Objectives: The aim of this study was to evaluate in vitro the influence of fibre-reinforcement on the cantilever beam strength and rotational fatigue resistance of resin-based composites.

Methods: One hundred rectangular bar-shaped specimens (2 x 2 x 25 mm) made of resin-based composite were prepared in a stainless steel split-mould: (i) thirty specimens of particulate filler composite (PFC) (Filtek Z100, 3M ESPE, St Paul, MN, USA), (ii) thirty specimens of fibre reinforced composite (FRC) (Everstick C&B, Sticktech Ltd, Turku, Finland) and (iii) forty specimens of PFC and FRC combined in two longitudinal layers of equal thickness. Each specimen was trimmed into a cylindrical hourglass shape. The fracture resistance (cantilever beam test, n = 10) and the rotational fatigue resistance (rotating cantilever beam test; staircase method: 10⁴ cycles, 1.2 Hz, n = 20) were determined. The cantilever beam strength, the elastic modulus, and the work-of-fracture were calculated. The fracture surface of failed specimens were analysed with SEM.

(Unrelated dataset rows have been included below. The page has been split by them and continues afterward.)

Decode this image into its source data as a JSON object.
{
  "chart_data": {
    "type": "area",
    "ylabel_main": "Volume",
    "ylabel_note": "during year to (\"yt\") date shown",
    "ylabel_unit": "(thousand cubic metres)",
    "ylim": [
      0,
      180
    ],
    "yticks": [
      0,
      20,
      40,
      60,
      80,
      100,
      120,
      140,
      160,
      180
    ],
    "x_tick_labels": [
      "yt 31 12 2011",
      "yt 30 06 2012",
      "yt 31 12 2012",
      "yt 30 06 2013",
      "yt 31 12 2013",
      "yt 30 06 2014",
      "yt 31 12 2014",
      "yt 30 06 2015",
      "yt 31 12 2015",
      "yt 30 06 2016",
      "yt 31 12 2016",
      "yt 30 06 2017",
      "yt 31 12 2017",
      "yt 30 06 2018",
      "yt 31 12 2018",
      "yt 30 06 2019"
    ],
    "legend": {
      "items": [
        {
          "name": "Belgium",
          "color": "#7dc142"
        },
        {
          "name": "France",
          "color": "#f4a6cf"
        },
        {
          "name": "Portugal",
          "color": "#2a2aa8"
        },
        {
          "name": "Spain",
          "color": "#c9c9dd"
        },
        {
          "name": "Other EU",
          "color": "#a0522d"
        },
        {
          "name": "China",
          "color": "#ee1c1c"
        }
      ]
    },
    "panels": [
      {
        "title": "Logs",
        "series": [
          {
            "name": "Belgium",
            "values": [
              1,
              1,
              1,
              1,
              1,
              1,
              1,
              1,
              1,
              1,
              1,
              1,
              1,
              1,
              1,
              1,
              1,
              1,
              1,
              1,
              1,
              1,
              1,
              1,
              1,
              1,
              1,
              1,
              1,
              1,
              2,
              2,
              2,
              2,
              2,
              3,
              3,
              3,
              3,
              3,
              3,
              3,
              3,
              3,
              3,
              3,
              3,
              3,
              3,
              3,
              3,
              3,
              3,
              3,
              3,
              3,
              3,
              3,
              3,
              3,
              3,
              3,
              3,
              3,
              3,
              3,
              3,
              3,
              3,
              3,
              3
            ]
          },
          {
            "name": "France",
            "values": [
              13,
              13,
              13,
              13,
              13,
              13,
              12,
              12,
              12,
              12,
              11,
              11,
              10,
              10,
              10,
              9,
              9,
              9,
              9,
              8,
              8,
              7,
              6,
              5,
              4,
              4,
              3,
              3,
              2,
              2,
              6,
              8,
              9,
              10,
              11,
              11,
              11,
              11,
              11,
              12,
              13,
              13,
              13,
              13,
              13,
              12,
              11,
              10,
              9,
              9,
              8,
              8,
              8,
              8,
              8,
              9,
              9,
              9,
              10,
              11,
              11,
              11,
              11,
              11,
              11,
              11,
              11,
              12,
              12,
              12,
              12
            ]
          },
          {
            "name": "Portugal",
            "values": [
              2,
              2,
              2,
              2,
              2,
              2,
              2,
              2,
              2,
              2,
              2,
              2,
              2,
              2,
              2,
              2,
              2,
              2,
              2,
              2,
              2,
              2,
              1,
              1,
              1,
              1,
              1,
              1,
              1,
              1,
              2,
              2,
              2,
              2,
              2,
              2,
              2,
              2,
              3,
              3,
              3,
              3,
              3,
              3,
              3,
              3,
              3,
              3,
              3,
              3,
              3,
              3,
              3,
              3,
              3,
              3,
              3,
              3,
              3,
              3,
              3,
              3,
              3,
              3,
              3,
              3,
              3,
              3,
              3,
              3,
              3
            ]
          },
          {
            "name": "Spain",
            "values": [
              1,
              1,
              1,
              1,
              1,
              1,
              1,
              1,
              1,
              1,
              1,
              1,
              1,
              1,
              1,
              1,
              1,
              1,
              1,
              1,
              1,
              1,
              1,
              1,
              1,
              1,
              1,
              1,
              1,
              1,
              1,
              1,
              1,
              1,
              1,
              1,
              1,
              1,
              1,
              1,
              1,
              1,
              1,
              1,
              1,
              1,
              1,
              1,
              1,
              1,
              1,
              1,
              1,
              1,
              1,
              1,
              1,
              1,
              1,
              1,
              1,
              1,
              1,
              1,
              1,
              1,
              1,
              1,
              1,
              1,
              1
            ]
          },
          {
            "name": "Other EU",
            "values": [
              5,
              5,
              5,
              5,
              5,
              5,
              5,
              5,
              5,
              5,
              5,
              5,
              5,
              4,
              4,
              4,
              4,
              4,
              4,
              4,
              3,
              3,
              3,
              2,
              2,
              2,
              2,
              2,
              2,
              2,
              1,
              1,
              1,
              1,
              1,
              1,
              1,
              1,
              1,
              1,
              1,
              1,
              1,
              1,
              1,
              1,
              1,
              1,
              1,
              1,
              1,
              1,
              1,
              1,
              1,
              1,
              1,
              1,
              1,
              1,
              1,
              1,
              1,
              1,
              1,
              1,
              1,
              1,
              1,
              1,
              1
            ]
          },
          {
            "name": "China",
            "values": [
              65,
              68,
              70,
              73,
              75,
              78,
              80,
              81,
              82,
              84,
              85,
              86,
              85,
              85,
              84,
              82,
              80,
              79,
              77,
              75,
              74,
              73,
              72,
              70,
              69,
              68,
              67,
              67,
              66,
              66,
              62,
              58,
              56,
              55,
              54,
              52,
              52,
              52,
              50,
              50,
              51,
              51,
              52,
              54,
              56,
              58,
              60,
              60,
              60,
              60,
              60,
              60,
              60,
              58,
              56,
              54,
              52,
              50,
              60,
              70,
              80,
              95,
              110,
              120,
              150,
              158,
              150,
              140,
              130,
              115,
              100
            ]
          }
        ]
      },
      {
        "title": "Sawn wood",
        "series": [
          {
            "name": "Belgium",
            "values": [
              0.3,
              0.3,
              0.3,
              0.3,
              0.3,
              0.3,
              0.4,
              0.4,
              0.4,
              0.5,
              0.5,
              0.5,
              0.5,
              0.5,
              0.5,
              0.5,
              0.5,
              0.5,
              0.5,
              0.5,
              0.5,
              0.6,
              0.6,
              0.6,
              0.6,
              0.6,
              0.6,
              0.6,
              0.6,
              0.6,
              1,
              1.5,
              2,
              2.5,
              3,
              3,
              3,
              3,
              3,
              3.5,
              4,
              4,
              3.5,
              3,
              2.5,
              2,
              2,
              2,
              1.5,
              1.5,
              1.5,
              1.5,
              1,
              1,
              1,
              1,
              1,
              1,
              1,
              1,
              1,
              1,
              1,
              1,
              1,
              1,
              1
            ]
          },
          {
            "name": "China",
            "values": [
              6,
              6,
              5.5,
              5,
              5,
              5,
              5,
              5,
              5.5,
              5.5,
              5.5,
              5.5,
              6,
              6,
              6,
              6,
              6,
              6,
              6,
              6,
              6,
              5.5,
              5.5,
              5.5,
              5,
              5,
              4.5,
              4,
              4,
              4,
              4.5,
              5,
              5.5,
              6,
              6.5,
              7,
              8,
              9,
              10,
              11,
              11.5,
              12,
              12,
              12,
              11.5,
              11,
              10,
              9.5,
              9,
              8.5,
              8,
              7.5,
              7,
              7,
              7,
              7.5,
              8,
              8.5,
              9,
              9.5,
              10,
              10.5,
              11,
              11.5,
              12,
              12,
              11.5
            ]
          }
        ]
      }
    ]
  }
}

Results: The results and the statistical analysis are summarized in the table. ANOVA revealed that fibre-reinforcement had significant effect (P<0.001) on cantilever beam strength, rotational fatigue resistance, and work-of-fracture. Student t-test showed significant differences (P<0.001) in rotational fatigue resistance compared to cantilever beam strength.

Conclusion: Within the limitations of this study, the following conclusions can be drawn (i) the rotational fatigue resistance of resin-based composites is lower than their cantilever beam strength and (ii) FRC are more fatigue resistant than PFC or combinations of FRC and PFC.